2012 could be more difficult than 2011

I have just come off the phone to an acquaintance of mine who lives in Beijing. He is Chinese, and older than me, old enough to have worked for Deng Xiaoping, China’s reforming Leader, during the 1980s.

My acquaintance’s career has taken him around the world as a diplomat and an academic and a banker. He is a clever man, and a thoughtful one. I asked him whether or not he expected the Eurozone to disintegrate, and we got talking about the global picture. Our conversation imagined a depressing trajectory, towards fresh political and economic crisis next year, and even the possibility of a conflict breaking out, probably in the Middle East. Here are the key components of a deterioration in global affairs in the next 12 months:

The economic outlook may get worse before it gets better. The Eurozone crisis may begin to resolve but it will leave euro countries, and possibly the UK, in recession. The US is flat, Japan is flat, growth in India and China is slowing. The worst case scenario is a downward spiral, as confidence and credit fall out of the global system.

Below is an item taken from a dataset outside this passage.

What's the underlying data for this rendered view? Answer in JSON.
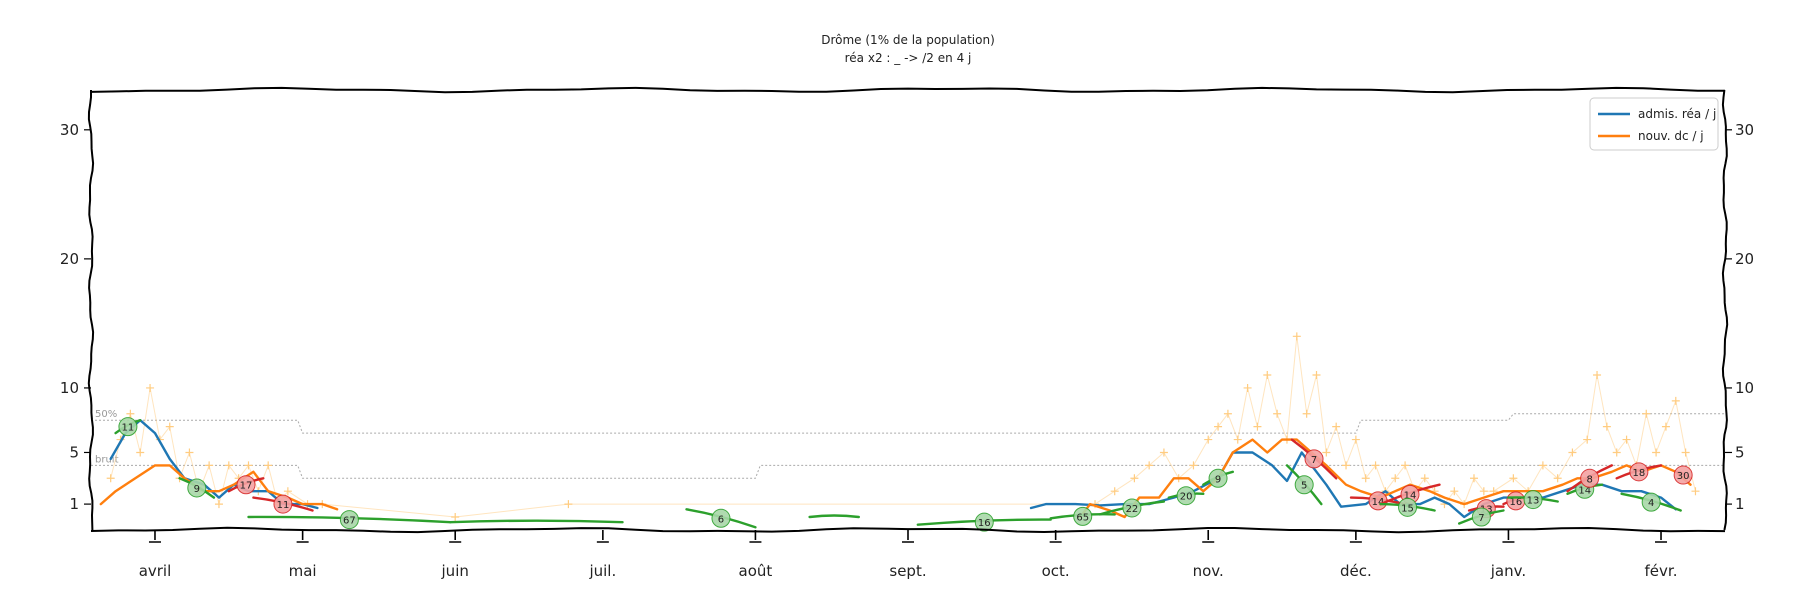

Meanwhile, next year will see the world’s political leaders unusually distracted. If and when they put the fire out, Merkel, Sarkozy and Monti will have to embark on a complex and politically painful programme of re-building. During 2012 France will go to the polls and Sarkozy may go, though my hunch is that he will beat Hollande, who does not look like a man for a crisis. The Brits look likely to remain in a reactive mode and will stand on the sidelines. America’s political paralysis will lock into a new level of inertia as the race for the White House gets under way. With America feeling battered and under threat, the political mood could sour. Both candidates may choose to become more nationalistic, and protectionist, than they want to be. The rest of the world will watch with baited-breath. There will also be a leadership transition in Beijing. This will look orderly in comparison with America’s billion dollar election campaign, and the result (xi Jinping) is a known quantity, but it will usher in new management in the world’s biggest manufacturing economy at a very difficult time. Meanwhile Japan is weak, Ban Ki-Moon is weak, the UN is weak …

Which brings us to Iran, a key oil exporter and opponent of US hegemony which currently feels dangerously isolated. The Middle East has since January this year been destabilised by revolutions led by disenfranchised young people (Iran has millions). Iran’s principal ally, Bashar al-Assad of Syria, will hopefully fall next year. Hugo Chavez, Iran’s other cheerleader, is dying. Meanwhile, Tehran’s nuclear programme is getting closer to completion. What’s riskier: to take action against Iran in order to try and stop her acquiring a nuclear weapon, or living with a nuclear Iran? Probably the latter, but its not cut and dry and the more time that goes by, the higher the stakes. Israel, which Iranian President Mahmoud Ahmadinejad wants to “vanish from the pages of time”, is currently feeling unusually isolated from the US and other traditional allies. Benjamin Netanyahu, a former soldier, may decide that Israel cannot afford to stand idly by for much longer. Bold military action has worked for Israel before, and in 2010 Tel Aviv used a cyber attack to stall Iran’s centrifuges. A military attack on Iran would shut the Straits of Homuz; it would takes days to clog up world trade and deny Asia the energy it needs to keep its factories running. China and India would be quickly drawn in. So would the US and Russia, probably on opposing sides. What happens next doesn’t really bear thinking about but its vital that policy makers are thinking precisely about these scenarios as they engage with Iran. Things are feeling pretty taut right now but they could get worse.